As students we get a lot of food, shopping and transport discounts. Even in the University itself, they give every eligible student a one-out-of-three perk option of a free laptop, £500 for food in the canteen, or £500 off accommodation costs*. Visit the Student Information Desk in the Learning Hub for further help. International students: the NHS is FREE (however you must live in the UK for at least six months)! Register with a GP (Moulton Surgery is close by), as this will help with general health enquiries and problems if they arise.

Mapping the new area

Get to know these big three: the University campus, accommodation, town centre. In my opinion, one of the best ways to spend your firsts few weeks is by knowing where these are. The best transport routes, GP surgery and hospital registration, places of worship, supermarkets, bus and train station, etc.

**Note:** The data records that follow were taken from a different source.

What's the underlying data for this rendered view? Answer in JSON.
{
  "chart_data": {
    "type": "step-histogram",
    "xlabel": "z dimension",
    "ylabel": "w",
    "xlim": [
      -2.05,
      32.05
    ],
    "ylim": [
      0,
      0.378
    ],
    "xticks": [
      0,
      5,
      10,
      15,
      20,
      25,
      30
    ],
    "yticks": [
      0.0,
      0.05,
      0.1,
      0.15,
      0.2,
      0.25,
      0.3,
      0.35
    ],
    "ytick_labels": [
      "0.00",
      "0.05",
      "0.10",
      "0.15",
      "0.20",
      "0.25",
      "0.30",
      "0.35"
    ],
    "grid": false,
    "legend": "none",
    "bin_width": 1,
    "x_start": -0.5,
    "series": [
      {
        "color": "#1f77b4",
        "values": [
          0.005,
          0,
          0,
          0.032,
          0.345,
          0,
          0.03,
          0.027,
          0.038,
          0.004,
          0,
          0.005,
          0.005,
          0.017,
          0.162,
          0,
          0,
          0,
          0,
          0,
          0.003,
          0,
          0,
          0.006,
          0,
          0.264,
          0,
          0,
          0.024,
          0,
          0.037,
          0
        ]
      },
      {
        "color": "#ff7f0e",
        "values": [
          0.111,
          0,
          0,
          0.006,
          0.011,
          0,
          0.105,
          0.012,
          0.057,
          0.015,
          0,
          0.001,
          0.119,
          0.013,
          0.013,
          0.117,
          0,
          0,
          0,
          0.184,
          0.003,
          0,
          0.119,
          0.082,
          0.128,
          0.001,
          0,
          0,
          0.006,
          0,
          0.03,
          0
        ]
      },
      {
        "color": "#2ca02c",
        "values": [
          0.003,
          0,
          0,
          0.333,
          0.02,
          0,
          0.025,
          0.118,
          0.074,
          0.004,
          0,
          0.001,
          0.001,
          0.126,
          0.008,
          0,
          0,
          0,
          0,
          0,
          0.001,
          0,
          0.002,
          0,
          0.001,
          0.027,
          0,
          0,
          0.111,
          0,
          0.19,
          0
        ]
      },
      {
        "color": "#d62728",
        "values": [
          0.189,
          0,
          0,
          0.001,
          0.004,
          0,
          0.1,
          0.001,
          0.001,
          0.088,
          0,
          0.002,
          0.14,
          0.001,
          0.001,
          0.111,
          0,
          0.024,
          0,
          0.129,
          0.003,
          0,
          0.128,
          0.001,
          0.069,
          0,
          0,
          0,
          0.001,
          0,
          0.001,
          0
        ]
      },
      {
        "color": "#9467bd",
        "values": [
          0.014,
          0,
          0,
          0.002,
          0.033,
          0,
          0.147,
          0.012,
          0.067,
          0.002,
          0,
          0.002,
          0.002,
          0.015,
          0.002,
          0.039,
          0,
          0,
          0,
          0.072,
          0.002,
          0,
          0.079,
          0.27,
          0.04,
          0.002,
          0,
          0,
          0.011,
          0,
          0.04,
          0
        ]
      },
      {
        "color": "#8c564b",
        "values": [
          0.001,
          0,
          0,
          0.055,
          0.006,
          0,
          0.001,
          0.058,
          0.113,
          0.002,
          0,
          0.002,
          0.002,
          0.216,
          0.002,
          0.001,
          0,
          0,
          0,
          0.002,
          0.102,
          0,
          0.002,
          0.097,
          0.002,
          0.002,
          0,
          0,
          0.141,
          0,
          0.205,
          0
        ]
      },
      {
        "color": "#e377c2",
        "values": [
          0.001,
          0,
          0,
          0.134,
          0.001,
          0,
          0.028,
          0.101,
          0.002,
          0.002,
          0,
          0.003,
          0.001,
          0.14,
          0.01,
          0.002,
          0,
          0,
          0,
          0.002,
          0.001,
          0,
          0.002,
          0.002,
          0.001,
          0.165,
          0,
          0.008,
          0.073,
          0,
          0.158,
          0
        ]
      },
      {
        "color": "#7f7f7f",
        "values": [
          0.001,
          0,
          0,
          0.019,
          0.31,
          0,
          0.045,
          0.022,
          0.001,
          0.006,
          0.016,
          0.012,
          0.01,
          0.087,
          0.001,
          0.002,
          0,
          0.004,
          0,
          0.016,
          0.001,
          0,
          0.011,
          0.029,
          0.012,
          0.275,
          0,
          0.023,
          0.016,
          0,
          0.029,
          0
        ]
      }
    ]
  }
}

Most of your time should go on attending lessons and revision – goes without saying (I hope). Budget your time. Make time to exercise. The University has partnered with a gym called Trilogy Leisure (of course you can choose others), which is £15 a month to use the nearby gym and swimming pool. Eat well, less takeout and more home cooked meals. Read – university is apparently one of the best times for self-improvement and development. But also have fun – go airsofting, indoor wall climbing, clubbing, gym, whatever. Leave time in your life to be happy.

Acclimatising to a new environment takes time, don’t rush it. Enjoy the process as best you can.

Mckenny Ndifor
Mckenny Ndifor

Mckenny Ndifor is 19 years old of Cameroonian-British heritage. His hometown is Bedford, and 2022-23 will be his second year at University, on the Electrical Engineering course.